Hargrave v. Wainwright
This text of 388 So. 2d 1021 (Hargrave v. Wainwright) is published on Counsel Stack Legal Research, covering Supreme Court of Florida primary law. Counsel Stack provides free access to over 12 million legal documents including statutes, case law, regulations, and constitutions.
Opinion
Lenson A. HARGRAVE, Petitioner,
v.
Louie L. WAINWRIGHT, Respondent.
Supreme Court of Florida.
Bennett H. Brummer, Public Defender, and Elliot H. Scherker and Karen M. Gottlieb, Asst. Public Defenders, Miami, for petitioner.
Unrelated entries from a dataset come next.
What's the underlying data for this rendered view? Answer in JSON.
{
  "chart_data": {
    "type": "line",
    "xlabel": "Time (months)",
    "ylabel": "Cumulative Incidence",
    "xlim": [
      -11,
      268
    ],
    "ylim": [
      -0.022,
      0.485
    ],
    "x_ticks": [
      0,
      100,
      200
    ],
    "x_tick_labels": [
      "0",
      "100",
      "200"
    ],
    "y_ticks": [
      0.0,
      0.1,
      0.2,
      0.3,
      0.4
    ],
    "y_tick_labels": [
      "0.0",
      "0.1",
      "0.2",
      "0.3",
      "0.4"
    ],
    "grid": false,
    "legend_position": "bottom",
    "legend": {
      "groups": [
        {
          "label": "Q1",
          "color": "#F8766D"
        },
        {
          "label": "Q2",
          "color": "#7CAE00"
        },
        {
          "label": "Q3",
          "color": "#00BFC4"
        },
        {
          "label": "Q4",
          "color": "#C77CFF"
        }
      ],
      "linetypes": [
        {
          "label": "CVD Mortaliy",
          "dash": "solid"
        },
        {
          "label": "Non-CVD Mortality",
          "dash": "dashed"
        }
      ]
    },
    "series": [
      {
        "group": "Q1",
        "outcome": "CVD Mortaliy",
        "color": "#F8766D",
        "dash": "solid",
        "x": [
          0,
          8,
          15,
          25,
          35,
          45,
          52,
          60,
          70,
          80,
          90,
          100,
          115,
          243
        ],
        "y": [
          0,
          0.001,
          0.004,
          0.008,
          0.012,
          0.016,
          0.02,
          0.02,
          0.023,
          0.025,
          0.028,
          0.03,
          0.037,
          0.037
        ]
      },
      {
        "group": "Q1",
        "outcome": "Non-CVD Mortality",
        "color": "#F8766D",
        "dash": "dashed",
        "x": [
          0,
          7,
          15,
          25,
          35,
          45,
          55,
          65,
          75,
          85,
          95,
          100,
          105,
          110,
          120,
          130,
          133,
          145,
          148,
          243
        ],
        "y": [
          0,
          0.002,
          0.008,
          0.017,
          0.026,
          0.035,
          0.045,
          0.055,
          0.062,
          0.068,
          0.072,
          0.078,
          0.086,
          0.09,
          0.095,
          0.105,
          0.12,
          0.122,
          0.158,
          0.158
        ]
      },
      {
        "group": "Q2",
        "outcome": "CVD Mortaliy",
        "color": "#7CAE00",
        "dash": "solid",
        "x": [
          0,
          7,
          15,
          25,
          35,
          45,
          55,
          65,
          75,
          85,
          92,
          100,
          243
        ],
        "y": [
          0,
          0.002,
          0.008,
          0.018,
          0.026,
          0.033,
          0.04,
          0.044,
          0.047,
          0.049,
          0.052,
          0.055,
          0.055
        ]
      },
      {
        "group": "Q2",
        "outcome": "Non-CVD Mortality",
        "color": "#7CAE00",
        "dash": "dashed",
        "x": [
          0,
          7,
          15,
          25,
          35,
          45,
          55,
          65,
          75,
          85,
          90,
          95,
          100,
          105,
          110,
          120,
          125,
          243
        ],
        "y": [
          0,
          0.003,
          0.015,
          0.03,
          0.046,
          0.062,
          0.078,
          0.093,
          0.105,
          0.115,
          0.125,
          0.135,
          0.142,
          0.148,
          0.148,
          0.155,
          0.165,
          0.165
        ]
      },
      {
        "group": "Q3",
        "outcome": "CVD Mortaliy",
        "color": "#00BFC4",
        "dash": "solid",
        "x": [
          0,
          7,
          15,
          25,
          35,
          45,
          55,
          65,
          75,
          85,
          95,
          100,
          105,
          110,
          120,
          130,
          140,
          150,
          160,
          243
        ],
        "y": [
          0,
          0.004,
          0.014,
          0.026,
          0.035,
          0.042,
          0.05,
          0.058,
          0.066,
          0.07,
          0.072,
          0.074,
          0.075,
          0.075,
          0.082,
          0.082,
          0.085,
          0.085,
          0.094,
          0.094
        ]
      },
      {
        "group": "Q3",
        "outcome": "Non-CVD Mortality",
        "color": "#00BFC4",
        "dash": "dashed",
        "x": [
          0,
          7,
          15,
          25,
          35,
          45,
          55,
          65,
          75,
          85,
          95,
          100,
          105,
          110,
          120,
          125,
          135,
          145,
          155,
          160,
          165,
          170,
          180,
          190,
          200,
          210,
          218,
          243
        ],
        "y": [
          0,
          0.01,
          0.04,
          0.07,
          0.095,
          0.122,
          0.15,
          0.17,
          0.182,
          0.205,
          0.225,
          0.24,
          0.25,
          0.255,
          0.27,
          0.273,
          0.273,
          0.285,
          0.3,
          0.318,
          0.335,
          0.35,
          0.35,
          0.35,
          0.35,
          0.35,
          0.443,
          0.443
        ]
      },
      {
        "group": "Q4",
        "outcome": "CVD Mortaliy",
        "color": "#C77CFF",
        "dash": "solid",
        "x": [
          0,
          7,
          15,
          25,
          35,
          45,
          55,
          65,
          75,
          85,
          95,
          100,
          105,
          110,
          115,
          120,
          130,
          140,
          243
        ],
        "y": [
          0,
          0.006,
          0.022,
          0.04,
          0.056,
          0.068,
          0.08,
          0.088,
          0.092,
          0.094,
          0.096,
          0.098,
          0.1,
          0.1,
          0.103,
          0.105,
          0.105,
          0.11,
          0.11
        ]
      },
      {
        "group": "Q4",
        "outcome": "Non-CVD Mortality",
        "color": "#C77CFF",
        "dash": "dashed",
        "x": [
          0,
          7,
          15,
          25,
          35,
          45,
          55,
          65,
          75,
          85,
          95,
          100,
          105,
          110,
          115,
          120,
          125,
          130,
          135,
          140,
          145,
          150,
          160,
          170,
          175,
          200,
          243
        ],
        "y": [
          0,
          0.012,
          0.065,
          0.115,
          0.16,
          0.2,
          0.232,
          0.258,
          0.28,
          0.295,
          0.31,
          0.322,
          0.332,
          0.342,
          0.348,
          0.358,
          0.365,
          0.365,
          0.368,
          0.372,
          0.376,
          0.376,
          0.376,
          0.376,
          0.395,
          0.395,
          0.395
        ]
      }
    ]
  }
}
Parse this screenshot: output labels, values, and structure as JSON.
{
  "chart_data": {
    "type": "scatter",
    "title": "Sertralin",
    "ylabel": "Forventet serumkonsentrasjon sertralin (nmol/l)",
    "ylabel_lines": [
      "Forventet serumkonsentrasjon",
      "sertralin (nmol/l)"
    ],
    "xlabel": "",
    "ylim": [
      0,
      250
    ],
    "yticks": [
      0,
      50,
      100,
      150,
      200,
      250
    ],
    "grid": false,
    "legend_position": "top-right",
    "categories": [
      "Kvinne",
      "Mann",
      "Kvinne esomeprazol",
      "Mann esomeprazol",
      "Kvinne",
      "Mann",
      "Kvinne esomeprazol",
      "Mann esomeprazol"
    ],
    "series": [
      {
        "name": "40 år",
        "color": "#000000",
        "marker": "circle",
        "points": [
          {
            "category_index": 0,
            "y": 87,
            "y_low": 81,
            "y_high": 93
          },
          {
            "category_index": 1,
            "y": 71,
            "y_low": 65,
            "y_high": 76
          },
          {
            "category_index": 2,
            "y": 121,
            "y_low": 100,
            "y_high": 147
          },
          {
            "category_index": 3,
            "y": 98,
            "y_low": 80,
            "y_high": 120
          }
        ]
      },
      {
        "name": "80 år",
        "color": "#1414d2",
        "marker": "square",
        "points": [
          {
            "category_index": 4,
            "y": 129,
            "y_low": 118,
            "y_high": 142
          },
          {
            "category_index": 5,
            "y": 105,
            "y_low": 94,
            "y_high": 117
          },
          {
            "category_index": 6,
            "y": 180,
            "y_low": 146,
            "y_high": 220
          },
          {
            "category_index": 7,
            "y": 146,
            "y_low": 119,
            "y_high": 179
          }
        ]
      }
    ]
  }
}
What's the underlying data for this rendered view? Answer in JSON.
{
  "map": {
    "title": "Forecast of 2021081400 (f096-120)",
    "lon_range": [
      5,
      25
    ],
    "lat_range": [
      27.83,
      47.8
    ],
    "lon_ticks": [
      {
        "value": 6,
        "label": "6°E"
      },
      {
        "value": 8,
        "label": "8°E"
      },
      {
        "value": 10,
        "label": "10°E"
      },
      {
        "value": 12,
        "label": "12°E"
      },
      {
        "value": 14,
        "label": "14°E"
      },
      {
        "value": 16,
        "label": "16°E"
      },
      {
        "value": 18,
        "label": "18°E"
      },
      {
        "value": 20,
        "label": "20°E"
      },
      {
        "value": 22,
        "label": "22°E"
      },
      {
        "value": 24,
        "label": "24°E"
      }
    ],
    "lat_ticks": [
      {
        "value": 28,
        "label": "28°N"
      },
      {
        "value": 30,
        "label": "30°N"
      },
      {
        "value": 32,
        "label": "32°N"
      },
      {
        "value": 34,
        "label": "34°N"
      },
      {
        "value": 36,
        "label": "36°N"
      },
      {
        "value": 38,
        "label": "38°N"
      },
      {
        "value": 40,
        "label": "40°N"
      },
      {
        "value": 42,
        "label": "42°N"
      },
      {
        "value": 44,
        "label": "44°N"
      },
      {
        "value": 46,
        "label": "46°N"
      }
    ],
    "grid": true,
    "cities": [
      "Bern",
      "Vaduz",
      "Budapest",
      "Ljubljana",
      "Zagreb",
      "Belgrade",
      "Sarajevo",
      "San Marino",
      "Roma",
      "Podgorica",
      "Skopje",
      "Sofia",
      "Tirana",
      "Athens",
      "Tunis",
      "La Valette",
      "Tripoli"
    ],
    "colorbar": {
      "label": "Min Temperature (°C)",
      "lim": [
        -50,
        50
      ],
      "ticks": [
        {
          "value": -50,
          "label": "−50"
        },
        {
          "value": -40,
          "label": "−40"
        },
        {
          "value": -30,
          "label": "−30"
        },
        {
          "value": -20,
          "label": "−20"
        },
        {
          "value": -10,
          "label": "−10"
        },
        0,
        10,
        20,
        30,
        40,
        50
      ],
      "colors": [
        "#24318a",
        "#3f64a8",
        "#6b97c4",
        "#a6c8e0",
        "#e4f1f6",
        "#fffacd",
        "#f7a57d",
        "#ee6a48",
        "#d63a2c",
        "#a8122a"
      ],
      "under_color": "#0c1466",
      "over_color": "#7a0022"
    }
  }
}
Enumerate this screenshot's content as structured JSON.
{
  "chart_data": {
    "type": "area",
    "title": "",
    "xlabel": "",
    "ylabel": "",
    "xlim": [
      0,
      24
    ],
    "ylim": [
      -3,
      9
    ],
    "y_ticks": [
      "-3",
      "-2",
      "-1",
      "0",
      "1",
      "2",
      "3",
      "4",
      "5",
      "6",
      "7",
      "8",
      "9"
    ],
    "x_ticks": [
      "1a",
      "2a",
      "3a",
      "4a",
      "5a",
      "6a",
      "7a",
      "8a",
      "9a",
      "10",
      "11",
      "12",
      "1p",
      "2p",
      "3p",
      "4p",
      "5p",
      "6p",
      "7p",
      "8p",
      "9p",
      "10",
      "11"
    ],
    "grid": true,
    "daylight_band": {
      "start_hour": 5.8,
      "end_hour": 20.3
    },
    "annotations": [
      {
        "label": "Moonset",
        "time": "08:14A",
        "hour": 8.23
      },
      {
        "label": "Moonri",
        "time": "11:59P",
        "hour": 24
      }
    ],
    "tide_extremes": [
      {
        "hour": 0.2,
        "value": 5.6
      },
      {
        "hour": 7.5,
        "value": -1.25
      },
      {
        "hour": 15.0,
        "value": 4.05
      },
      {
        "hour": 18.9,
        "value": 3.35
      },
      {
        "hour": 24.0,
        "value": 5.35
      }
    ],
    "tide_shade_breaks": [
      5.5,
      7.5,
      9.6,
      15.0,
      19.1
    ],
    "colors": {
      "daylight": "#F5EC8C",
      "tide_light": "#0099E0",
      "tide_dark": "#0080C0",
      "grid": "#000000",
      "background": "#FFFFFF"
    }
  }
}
Jim Smith, Atty. Gen., Tallahassee, for respondent.
PER CURIAM.
The petitioner, Lenson A. Hargrave, has presented by petition for writ of habeas corpus two issues which could have been raised, but were not raised, on his direct appeal. It is well settled that habeas corpus may not be used as a vehicle to raise for the first time issues that the petitioner could have raised during the formal trial and on appeal. State v. Mayo, 87 So.2d 501 (Fla. 1956); Irvin v. Chapman, 75 So.2d 591 (Fla. 1954), cert. denied, 348 U.S. 915, 75 S.Ct. 297, 99 L.Ed. 718 (1955). Cf. Spenkelink v. State, 350 So.2d 85 (Fla.), cert. denied, 434 U.S. 960, 98 S.Ct. 492, 54 L.Ed.2d 320 (1977) (issue first raised on review under Florida Rule of Criminal Procedure 3.850). Accordingly, the petition for writ of habeas corpus and the application for a stay of execution pending our disposition of this matter are hereby denied.
It is so ordered.
SUNDBERG, C.J., and ADKINS, BOYD, OVERTON, ENGLAND, ALDERMAN and McDONALD, JJ., concur.